3)Sono note le difficoltà che le donne affrontano quotidianamente nel mondo del lavoro, la fotografia rispecchia la vita reale o è un’isola felice? Cosa vuol dire essere donna nel mondo della fotografia?

Credo che ormai, come in tutti i settori, essere donna non sia più uno svantaggio, anzi.La complessità del mondo femminile e la sua sensibilità trova enorme riscontro soprattutto nell’espressione, in questo caso nella fotografia. A volte la stessa vita reale può essere un’isola felice, a volte no.

4)Progetti per il futuro?

Prima di aprire nuovi progetti, vorrei portare a termine quelli già avviati  perché non li  sento ancora conclusi.

5)Come descriveresti Cristina Vatielli come fotografa?

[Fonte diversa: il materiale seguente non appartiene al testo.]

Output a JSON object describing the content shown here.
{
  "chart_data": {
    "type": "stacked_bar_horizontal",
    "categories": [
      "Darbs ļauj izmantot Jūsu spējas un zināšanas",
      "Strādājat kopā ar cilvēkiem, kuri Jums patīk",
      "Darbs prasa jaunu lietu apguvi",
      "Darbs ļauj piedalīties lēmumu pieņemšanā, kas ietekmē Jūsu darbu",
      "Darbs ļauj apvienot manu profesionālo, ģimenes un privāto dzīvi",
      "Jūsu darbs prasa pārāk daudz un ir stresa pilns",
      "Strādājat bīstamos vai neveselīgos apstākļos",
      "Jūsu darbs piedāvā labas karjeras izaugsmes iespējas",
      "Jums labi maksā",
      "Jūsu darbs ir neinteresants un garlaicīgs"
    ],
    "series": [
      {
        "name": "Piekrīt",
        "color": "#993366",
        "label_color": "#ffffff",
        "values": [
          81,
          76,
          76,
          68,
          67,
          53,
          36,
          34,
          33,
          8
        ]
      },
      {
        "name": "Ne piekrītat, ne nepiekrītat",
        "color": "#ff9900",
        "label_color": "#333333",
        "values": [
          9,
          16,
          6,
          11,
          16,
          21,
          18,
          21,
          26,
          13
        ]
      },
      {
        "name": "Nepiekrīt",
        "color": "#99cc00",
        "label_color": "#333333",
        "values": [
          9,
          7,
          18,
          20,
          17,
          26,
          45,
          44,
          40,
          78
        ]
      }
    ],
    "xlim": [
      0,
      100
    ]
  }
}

Non ho mai  considerato l’essere fotografo uno status da raggiungere ma un modus vivendi. Non riesco a dare una definizione di me stessa come fotografa, ma posso spiegare il mio rapporto con la fotografia: Raccontare e raccontarmi.
Da un lato c’è  l’inesauribile curiosità che mi porta a osservare il mondo catturando immagini, scoprendo realtà e denunciando situazioni; dall’altro lato  il desiderio di comunicare con i miei lavori, con la speranza di indurre alla riflessione.

Link: Cristina Vatielli

LUNA PARK © Cristina Vatielli

Portfolio: Cristina Vatielli

Cristina Vatielli è nata a Roma nel 1983, si è diplomata presso la Scuola Romana di Fotografia nel 2004. Ha iniziato a lavorare nel campo fotografico come assistente specializzandosi nella post-produzione di immagini. Collabora dal 2004 con Paolo Pellegrin, fotografo di reportage membro della prestigiosa agenzia Magnum Photos. Dal 2006 è rappresentata dall’agenzia Prospekt Fotografi, Milano.
I suoi lavori fotografici si dividono tra reportage di carattere storico-sociale e progetti di ricerca personale. Da aprile 2006 si dedica a un progetto fotografico a lungo termine su “La Memoria della Guerra Civile”.